Golf has been described caustically as "a good walk spoiled," but Julia Forbes hardly sounds like she's landed in the rough as curator of a major exhibition on the sport coming to the High Museum of Art in early 2012.

Billed as the first substantial art survey on the subject organized by an American museum, “The Art of Golf” will be on view Feb. 4-June 3 before touring four more U.S. venues, The Atlanta Journal-Constitution has learned. The show will feature 90 paintings, drawings, photographs and sculpture by artists as diverse as Rembrandt, Norman Rockwell and Andy Warhol.

"Golf and art, to be honest, are maybe not the first [pairing] that comes to your mind," acknowledged Forbes in an exclusive interview with the AJC. "But now that I've been working on it for a year, it's developed into a pretty wonderful story."

The show's focal point is Charles Lees’ iconic 1847 painting “The Golfers,” a panoramic image of a foursome playing at the Royal and Ancient Golf Club in St. Andrews surrounded by some 50 well-dressed onlookers, each a portrait of personality. On loan from exhibit co-organizer National Galleries of Scotland, it will journey to the United States for the first time.

“The Art of Golf” continues the High’s multi-year partnership with the National Galleries (a consortium of three Edinburgh museums) that launched with last year's highly praised "Titian and the Golden Age of Venetian Painting." Brainstorming a followup with High Museum director Michael Shapiro, Scottish museum officials John Leighton and Michael Clarke talked up the Lees masterwork and how it speaks to the heart of the sport and the soul of Scotland. When they took Shapiro to view the painting, "light bulbs went off," Forbes said.

"And what a nice match it is for Atlanta," the curator continued. "One of the things Georgia is about is golf, as the home of Bobby Jones and the Masters."

Fittingly, the exhibition will feature a special section on Atlanta-born Robert Tyre “Bobby” Jones Jr. (1902-1971), who helped spark international passion for the sport. One of five Jones portraits on view will be loaned by the Atlanta History Center, which boasts its own long-running exhibit, "Down the Fairway With Bobby Jones."

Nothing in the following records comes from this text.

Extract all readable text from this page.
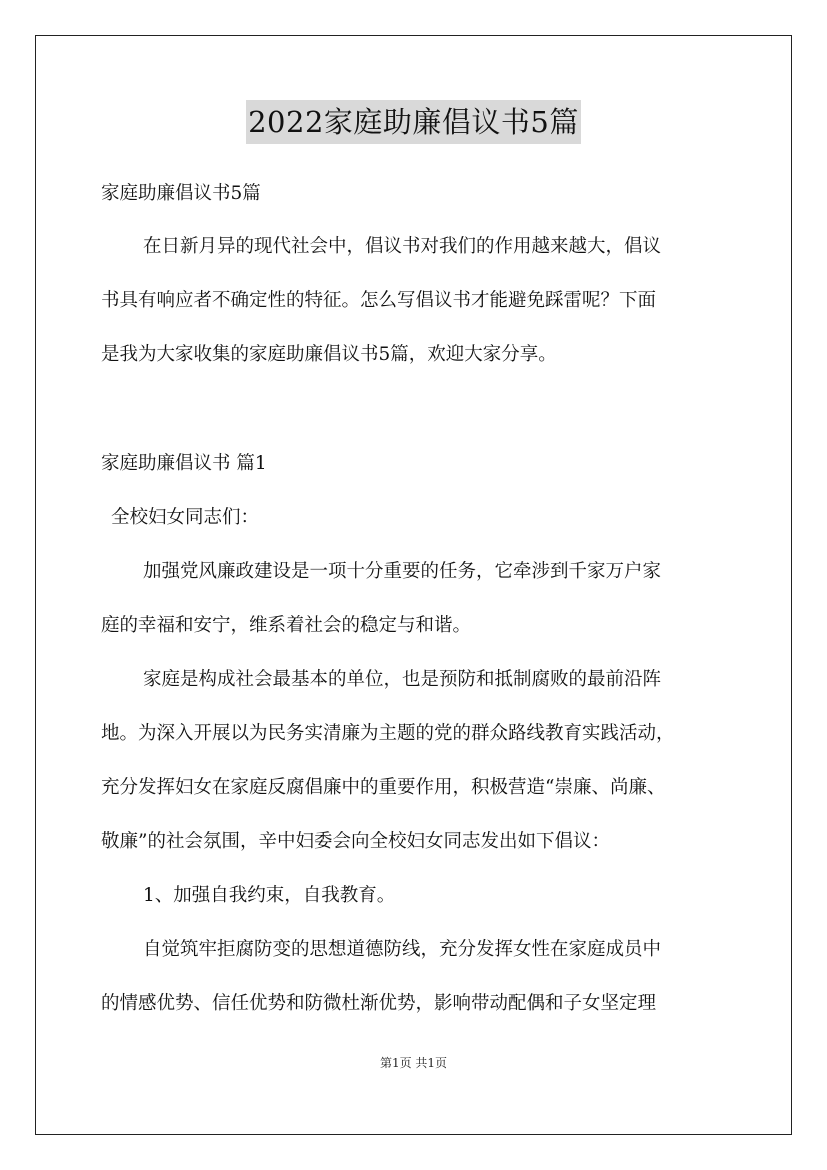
2022家庭助廉倡议书5篇
家庭助廉倡议书5篇
在日新月异的现代社会中，倡议书对我们的作用越来越大，倡议
书具有响应者不确定性的特征。怎么写倡议书才能避免踩雷呢？下面
是我为大家收集的家庭助廉倡议书5篇，欢迎大家分享。
家庭助廉倡议书 篇1
全校妇女同志们：
加强党风廉政建设是一项十分重要的任务，它牵涉到千家万户家
庭的幸福和安宁，维系着社会的稳定与和谐。
家庭是构成社会最基本的单位，也是预防和抵制腐败的最前沿阵
地。为深入开展以为民务实清廉为主题的党的群众路线教育实践活动，
充分发挥妇女在家庭反腐倡廉中的重要作用，积极营造“崇廉、尚廉、
敬廉”的社会氛围，辛中妇委会向全校妇女同志发出如下倡议：
1、加强自我约束，自我教育。
自觉筑牢拒腐防变的思想道德防线，充分发挥女性在家庭成员中
的情感优势、信任优势和防微杜渐优势，影响带动配偶和子女坚定理
第1页 共1页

The High's golf exhibit would seem to shoot down the same fairway as its 2010 exhibit on custom-designed luxury cars, "The Allure of the Automobile." Some in the arts community felt a design show of “masterpieces in metal” wasn't appropriate for the art museum, but it earned positive reviews, attracted many first-time visitors and became one of the Midtown museum's best-attended exhibits. As with cars, Atlanta, which golf.com ranks as the eighth-best golf city in America, claims its share of links obsessives.

"Artists throughout time have been fascinated with sport as a subject matter," said Forbes, the High's head of museum interpretation. "But no one has ever put [an art exhibit on golf] together this way."

Forbes and a National Galleries of Scotland research assistant had to do plenty of detective work in assembling pieces from numerous museum and private collections. Beyond the Edinburgh institutions, major loans came from the Royal and Ancient Golf Club and the United States Golf Association Museum in New Jersey.

While not a history exhibit, “The Art of Golf” will track the game’s roots in the Netherlands (home to an early ice sport called kolf ), its development in Scotland and its greening in 20th century America.

Forbes is proud of the range of artists represented, including Scottish Enlightenment portraitist Sir Henry Raeburn and American artists James McNeill Whistler and Childe Hassam. "George Bellows painted golf paintings," she marveled of the American best known for New York cityscapes. "Who knew?"

A humor section will include Charles Schulz's "Peanuts" and sly New Yorker cartoons about golf.

A long-time golfer, Forbes laughed as she recounted trying a few shots on some of Scotland's historic links earlier this month during a video shoot. "What a thrill to take a beat-up old five iron that we bought in a thrift store and jump in one of those giant Scottish bunkers and try to hit the ball out."

And she succeeded, she said, sounding quite chipper.